En outre, dès qu'un navire accostait à Alexandrie, des soldats montaient à bord et emportaient les manuscrits à la Grande Bibliothèque. Ils étaient recopiés par les scribes et selon l'importance du manuscrit, l'originale ou la copie était conservé par les autorités pour enrichir ce que l'on appelait "le fonds des navires"..

Dans la bibliothèque, les 400 000 rouleaux ainsi rassemblés étaient étiquetés et rangés dans des casiers, à l'intérieur d'armoires murales. Rangés par disciplines (textes littéraires, philosophiques, scientifiques et techniques) puis par auteur.
On y trouvait : Tout Homère, 20 versions de l'Odyssée, Sophocle, Euripide, Anaximandre, "la sphère et le mouvement" d'Autolycos de Pitane, Les "Éléments" d'Hippocrate de Chios, la bibliothèque entière d'Aristote.......

A son apogée, moins de 3 siècles plus tard, on dénombre 700 000 rouleaux. Ptolémée II fait même construire un second temple-bibliothèque, le Sérapéion appelé aussi la "bibliothèque-fille", qui est destiné à tous. En plus de collecter les volumes, les Ptolémées font appel aux savants, aux philosophes pour travailler et commenter les ressources accumulées. On compte en moyenne 100 lettrés dans les murs du Musée. Le prestige acquis par la Bibliothèque devient si grand que l'on peut dire que c'est là que sont faites les grandes découvertes pendant 500 ans.

Autre nouveauté et non des moindres : le poste de bibliothécaire est créé.
A l'origine, cet homme ne devait pas être plus qu'un précepteur. Mais la Bibliothèque grandit et avec elle, l'importance de sa connaissance. Le bibliothécaire doit apprendre à connaître son lieu de travail, il devient un recueil de références humain.
Vite dépassé, on conçoit alors le catalogue pour aider cet homme.

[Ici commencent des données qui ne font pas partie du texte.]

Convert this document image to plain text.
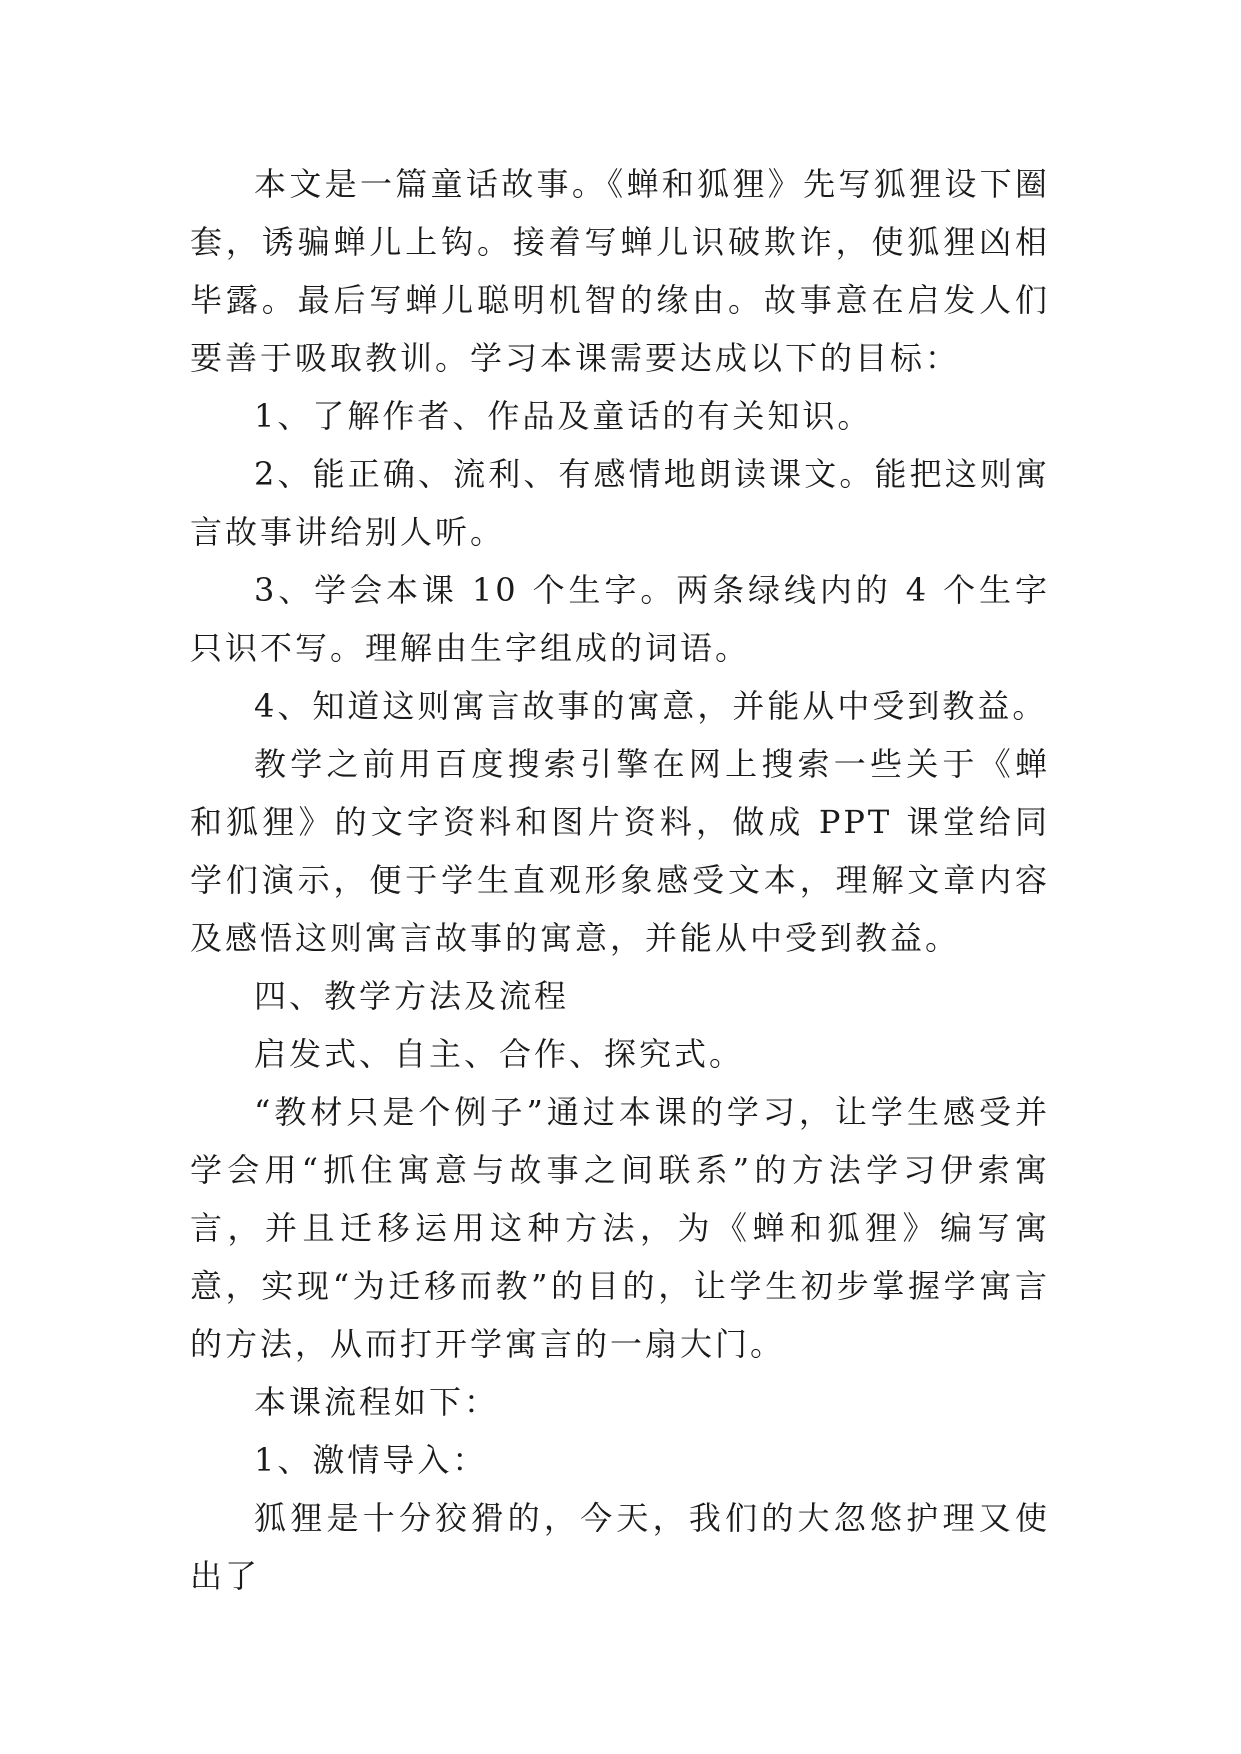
本文是一篇童话故事。《蝉和狐狸》先写狐狸设下圈套，诱骗蝉儿上钩。接着写蝉儿识破欺诈，使狐狸凶相毕露。最后写蝉儿聪明机智的缘由。故事意在启发人们要善于吸取教训。学习本课需要达成以下的目标：

1、了解作者、作品及童话的有关知识。

2、能正确、流利、有感情地朗读课文。能把这则寓言故事讲给别人听。

3、学会本课 10 个生字。两条绿线内的 4 个生字只识不写。理解由生字组成的词语。

4、知道这则寓言故事的寓意，并能从中受到教益。

教学之前用百度搜索引擎在网上搜索一些关于《蝉和狐狸》的文字资料和图片资料，做成 PPT 课堂给同学们演示，便于学生直观形象感受文本，理解文章内容及感悟这则寓言故事的寓意，并能从中受到教益。

四、教学方法及流程

启发式、自主、合作、探究式。

“教材只是个例子”通过本课的学习，让学生感受并学会用“抓住寓意与故事之间联系”的方法学习伊索寓言，并且迁移运用这种方法，为《蝉和狐狸》编写寓意，实现“为迁移而教”的目的，让学生初步掌握学寓言的方法，从而打开学寓言的一扇大门。

本课流程如下：

1、激情导入：

狐狸是十分狡猾的，今天，我们的大忽悠护理又使出了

Parmi les bibliothécaires célèbres, on retrouve ÉRATOSTHÈNE de Cyrène et Aristophane de Byzance, respectivement troisième et quatrième bibliothécaires de l'histoire d'Alexandrie.
Ératosthène étudie la géographie et donne la première approximation du rayon de la Terre; Aristophane, lui, est réputé pour son excellente mémoire : il la cultive en lisant tous les jours des livres de la Bibliothèque dans l'ordre de leur disposition.


Cependant , la Bibliothèque, après avoir fait rayonner la culture grecque, se trouve au centre de plusieurs conflits. En 48 av. J.C., Jules César soutient Cléopâtre contre son frère Ptolémée XIV. La fin de cette guerre se déroule à Alexandrie où César est assiégé. La suite est sujette à cautions : le texte original qui décrit cette guerre a été perdu, on utilise donc des documents de seconde main... Pour bloquer la flotte de Ptolémée, César met le feu au port. Ce feu se répand : certains pensent qu'il brûle des entrepôts où se trouvent disposées des copies de volumes qui seront envoyées dans d'autres pays, d'autres assurent que la Bibliothèque est touchée car elle est proche du port ( on ne connaît en effet pas la position réelle du bâtiment ). L'incendie aurait dévasté entre 40 000 et 400 000 rouleaux, mais il faut se rappeler que beaucoup sont des copies : la plupart des ouvrages précieux ou du moins leurs copies ont pu être préservés des flammes. Pour César, la tactique fut payante, la flotte romaine put arriver à temps et vaincre la flotte de Ptolémée. César construira néanmoins une nouvelle bibliothèque, le Césarum.

Pourquoi notre club s'appelle-t-il "ERATOSTHENE" ?

Au moment de sa création (en Juin 1993), nous n'étions que trois membres et nous n'avions que très peu de matériel. Par contre, nous avions plein d'idées et de détermination (un peu comme ÉRATOSTHÈNE) dans le développement de l'astronomie amateur dans le département. Maintenant l'association compte une petite dizaine d'adhérents répartis autour d'Épernay (Marne), il contribue désormais à faire découvrir l'astronomie au grand public.